Il progetto europeo “Media for inclusion”
guidato dal Centro Ferrari

Educare gli adolescenti a utilizzare i media come strumento positivo di inclusione sociale è l’obiettivo del progetto europeo “Media for inclusion” guidato dal gruppo In-ForMedia del Centro culturale Ferrari. Il progetto, che ha come partner europei l’associazione “International Youth Iniciative” di Malaga in Spagna e l’Associazione giovanile di Peniche in Portogallo, ha coinvolto una cinquantina di ragazzi italiani, e altrettanti spagnoli e portoghesi, nella realizzazione di laboratori di media education culminati nella produzione di brevi video e di un reportage.

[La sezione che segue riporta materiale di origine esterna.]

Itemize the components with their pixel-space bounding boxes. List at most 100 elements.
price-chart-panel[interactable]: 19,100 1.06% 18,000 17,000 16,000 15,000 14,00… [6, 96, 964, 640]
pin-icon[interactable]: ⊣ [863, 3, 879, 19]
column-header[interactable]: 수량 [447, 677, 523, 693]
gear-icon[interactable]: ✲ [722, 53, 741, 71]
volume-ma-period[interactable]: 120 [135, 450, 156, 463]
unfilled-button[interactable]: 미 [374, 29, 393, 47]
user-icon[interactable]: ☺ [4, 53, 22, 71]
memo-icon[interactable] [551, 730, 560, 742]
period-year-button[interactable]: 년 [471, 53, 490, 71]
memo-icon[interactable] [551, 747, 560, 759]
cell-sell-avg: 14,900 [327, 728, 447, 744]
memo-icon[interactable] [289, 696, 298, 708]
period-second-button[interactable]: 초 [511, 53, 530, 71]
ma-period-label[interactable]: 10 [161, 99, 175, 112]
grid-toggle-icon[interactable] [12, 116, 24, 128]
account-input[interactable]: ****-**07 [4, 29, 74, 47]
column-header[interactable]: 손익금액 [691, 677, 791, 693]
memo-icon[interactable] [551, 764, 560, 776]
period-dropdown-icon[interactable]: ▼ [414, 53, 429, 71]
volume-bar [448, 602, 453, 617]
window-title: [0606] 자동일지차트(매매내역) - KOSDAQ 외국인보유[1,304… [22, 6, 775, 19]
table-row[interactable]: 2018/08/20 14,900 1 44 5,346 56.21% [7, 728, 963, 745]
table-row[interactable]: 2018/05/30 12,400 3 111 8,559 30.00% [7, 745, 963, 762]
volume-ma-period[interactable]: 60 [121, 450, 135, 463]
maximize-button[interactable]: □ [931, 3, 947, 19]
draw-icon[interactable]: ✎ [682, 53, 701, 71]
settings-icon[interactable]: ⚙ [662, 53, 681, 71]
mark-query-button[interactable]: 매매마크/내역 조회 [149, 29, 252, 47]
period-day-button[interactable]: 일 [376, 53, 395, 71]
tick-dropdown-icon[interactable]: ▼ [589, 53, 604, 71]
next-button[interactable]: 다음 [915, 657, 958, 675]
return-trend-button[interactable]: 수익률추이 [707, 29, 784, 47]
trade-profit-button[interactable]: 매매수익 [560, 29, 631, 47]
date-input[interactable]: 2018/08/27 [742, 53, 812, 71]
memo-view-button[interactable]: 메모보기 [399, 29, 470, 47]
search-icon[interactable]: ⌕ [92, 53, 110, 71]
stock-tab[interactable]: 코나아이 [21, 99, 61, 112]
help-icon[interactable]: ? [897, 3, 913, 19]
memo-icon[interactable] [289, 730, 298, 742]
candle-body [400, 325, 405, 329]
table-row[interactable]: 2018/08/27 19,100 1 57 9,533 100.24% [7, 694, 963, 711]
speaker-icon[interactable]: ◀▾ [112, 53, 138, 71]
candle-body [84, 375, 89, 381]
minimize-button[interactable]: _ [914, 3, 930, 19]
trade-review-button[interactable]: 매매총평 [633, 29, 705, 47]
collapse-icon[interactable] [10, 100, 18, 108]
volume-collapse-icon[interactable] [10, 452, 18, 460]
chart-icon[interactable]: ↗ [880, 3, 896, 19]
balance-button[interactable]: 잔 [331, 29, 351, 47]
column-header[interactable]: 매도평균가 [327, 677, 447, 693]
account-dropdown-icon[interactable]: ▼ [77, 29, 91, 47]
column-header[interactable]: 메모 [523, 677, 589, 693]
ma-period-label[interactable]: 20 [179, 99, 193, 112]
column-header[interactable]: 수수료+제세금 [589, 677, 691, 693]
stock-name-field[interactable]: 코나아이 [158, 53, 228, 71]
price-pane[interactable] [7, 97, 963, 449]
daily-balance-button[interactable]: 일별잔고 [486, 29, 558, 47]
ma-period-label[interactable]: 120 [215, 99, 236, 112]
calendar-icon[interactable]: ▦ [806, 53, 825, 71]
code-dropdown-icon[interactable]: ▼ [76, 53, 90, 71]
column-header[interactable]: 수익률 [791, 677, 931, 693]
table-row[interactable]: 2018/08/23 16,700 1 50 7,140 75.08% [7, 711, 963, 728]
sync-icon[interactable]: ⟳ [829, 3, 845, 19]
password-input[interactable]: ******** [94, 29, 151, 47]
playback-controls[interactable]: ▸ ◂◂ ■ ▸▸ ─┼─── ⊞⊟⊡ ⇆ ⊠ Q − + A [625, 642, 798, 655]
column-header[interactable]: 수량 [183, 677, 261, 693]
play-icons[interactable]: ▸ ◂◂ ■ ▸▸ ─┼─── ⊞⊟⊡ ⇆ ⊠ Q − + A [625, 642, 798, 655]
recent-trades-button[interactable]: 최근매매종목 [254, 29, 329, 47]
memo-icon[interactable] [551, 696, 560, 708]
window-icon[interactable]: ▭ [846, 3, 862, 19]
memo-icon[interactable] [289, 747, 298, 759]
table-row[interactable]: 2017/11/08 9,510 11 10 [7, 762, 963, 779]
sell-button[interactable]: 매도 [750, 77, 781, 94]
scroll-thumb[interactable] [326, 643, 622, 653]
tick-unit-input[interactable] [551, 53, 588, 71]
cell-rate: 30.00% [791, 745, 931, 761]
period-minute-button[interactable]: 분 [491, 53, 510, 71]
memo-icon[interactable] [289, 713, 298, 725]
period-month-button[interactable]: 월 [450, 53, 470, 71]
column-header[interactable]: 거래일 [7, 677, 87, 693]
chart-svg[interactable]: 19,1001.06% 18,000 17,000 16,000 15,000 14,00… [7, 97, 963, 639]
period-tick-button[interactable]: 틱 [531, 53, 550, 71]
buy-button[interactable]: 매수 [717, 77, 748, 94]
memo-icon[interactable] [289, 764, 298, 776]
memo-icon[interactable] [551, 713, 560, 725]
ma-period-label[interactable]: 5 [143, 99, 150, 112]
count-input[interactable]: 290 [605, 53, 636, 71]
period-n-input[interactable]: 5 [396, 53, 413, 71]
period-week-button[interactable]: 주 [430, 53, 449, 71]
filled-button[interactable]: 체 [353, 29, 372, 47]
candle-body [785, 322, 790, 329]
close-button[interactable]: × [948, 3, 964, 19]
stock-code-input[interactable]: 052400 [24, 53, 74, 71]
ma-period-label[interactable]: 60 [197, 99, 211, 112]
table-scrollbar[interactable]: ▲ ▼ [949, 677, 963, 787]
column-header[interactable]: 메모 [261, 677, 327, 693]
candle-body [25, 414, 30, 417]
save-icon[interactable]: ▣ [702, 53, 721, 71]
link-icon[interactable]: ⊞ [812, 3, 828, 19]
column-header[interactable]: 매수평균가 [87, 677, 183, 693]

Il progetto è partito a Modena, nel mese di marzo, con una settimana di formazione per gli educatori dei tre paesi sul tema della media education. Sempre a Modena sono stati realizzati tre laboratori di media education durante i quali, insieme agli operatori del gruppo In-ForMedia del Centro Ferrari, i ragazzi hanno approfondito il linguaggio delle immagini, provato ad analizzarlo criticamente e imparato le tecniche per produrre a propria volta dei video: “Mi video racconto” è stato il progetto realizzato, mescolando fotografia e video, con gli studenti delle scuole medie che frequentano Azienda Servizi alla Persona “Patronato pei Figli del Popolo e Fondazione S. Paolo e S. Geminiano”. “Narrare con le immagini” è il titolo del progetto, incentrato sulla fotografia, realizzato al centro educativo e ricreativo per preadolescenti Hip Hop di Carpi, mentre con i 12 studenti delle scuole superiori appartenenti all’associazione di famiglie carpigiana “Venite alla festa” è stato realizzato un video reportage che racconta la loro città e i giovani che la vivono.
Il reportage è stato presentato a Malaga nel meeting internazionale che ha permesso ai ragazzi italiani, spagnoli e portoghesi di conoscersi e confrontare il proprio lavoro.
“Media for inclusion” si concluderà a dicembre con un convegno, aperto a tutti, che sarà l’occasione di vedere le opere realizzate dai ragazzi e di approfondire con esperti il tema dell’educazione ai media nella scuola e nei gruppi associativi.